The polyunsaturated oils make up the remaining general group of fatty acids. Poly meaning many, means that there is more than one point on the carbon chain that can attract oxygen making them fragile to heat, light, air and time. The essential fatty acids, EFA’s, discussed at length in health articles and blogs, fall into this category. Polyunsaturated oils include those missing hydrogen at two points along the chain and the even more unsaturated, super poly’s that have breaks at three points or more. The more places that the chain breaks, is missing hydrogen, the more reactive and fragile the oil.

This fragility however, is necessary for health as these fatty acids help the body move light energy and oxygen through the metabolic system. Being termed ‘essential’ the two essential fatty acids must be consumed in the diet as the body is unable to make them from other compounds. The challenge is protecting the fragility from rancidity with cold temperatures and careful handling. These oils, like hemp, chia, and flax deliver nutrients that are necessary to maintain our robust health and well-being.

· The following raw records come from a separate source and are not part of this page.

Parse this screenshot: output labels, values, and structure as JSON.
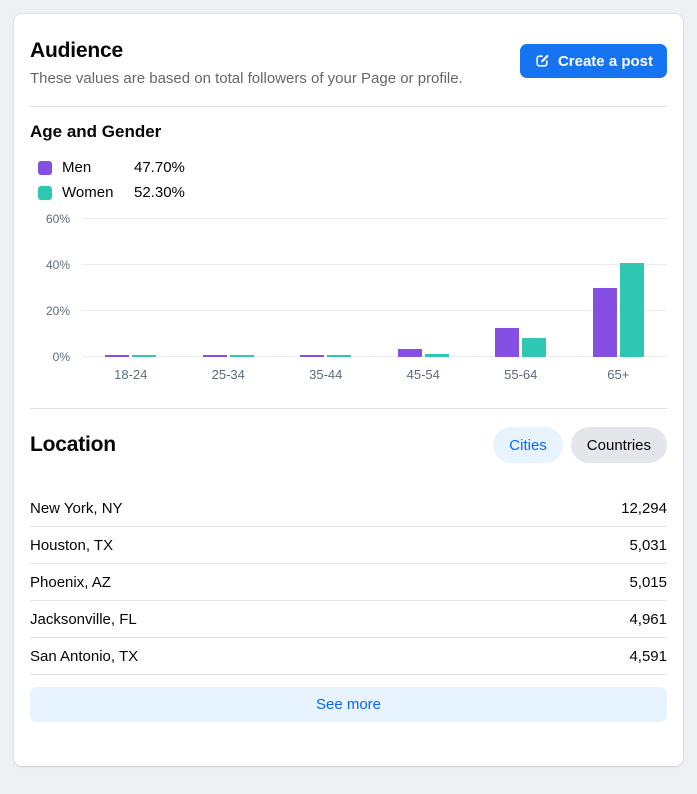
{
  "header": {
    "title": "Audience",
    "subtitle": "These values are based on total followers of your Page or profile.",
    "create_post_label": "Create a post",
    "accent_color": "#1673f2"
  },
  "age_gender": {
    "title": "Age and Gender",
    "legend": [
      {
        "label": "Men",
        "value": "47.70%",
        "color": "#864fe4"
      },
      {
        "label": "Women",
        "value": "52.30%",
        "color": "#2fc7b2"
      }
    ]
  },
  "chart_data": {
    "type": "bar",
    "title": "Age and Gender",
    "categories": [
      "18-24",
      "25-34",
      "35-44",
      "45-54",
      "55-64",
      "65+"
    ],
    "series": [
      {
        "name": "Men",
        "color": "#864fe4",
        "values": [
          0.5,
          0.6,
          0.6,
          3.5,
          12.5,
          30.0
        ]
      },
      {
        "name": "Women",
        "color": "#2fc7b2",
        "values": [
          0.5,
          0.5,
          0.5,
          1.4,
          8.4,
          41.0
        ]
      }
    ],
    "xlabel": "",
    "ylabel": "",
    "ylim": [
      0,
      60
    ],
    "yticks": [
      0,
      20,
      40,
      60
    ],
    "ytick_labels": [
      "0%",
      "20%",
      "40%",
      "60%"
    ],
    "grid": true,
    "legend_position": "top-left"
  },
  "location": {
    "title": "Location",
    "tabs": [
      {
        "label": "Cities",
        "active": true
      },
      {
        "label": "Countries",
        "active": false
      }
    ],
    "rows": [
      {
        "name": "New York, NY",
        "value": "12,294"
      },
      {
        "name": "Houston, TX",
        "value": "5,031"
      },
      {
        "name": "Phoenix, AZ",
        "value": "5,015"
      },
      {
        "name": "Jacksonville, FL",
        "value": "4,961"
      },
      {
        "name": "San Antonio, TX",
        "value": "4,591"
      }
    ],
    "see_more_label": "See more"
  }
}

  • Susan! I am fascinated by lipids and their role in the body and have studied them also. Few people understand that a wide variety of healthy fats is very beneficial in our diets. I have your book of course (2 copies, one for onbe to share with others) and just discovered your wonderful blog! As I am reading through it I have become curious about the possibility of cooking with the hard butters other that coconut and Ghee (my usual choices). Have you ever cooked with shea, mango, cocoa, babassu etc?

    • Hi Valerie, they are all possibilities for cooking. Cocoa butter is of course the fat in chocolate – or should be. Red palm oil has red carotenes that become vitamin A in the body and lots of vitamin E. Shea butter is a cooking oil in Africa. I haven’t used them all but yes they would be great supplements to the diet.

      Susan

    • It’s hard to say one oil is better than the others. We are all individuals and our skin responds differently to what we put on it. I suggest that you use just a small amount of an oil for a few days, a couple of drops right after washing, and see how your skin responds. Then if it does well, try another and in time you’ll have several you can combine to make your own facial oil.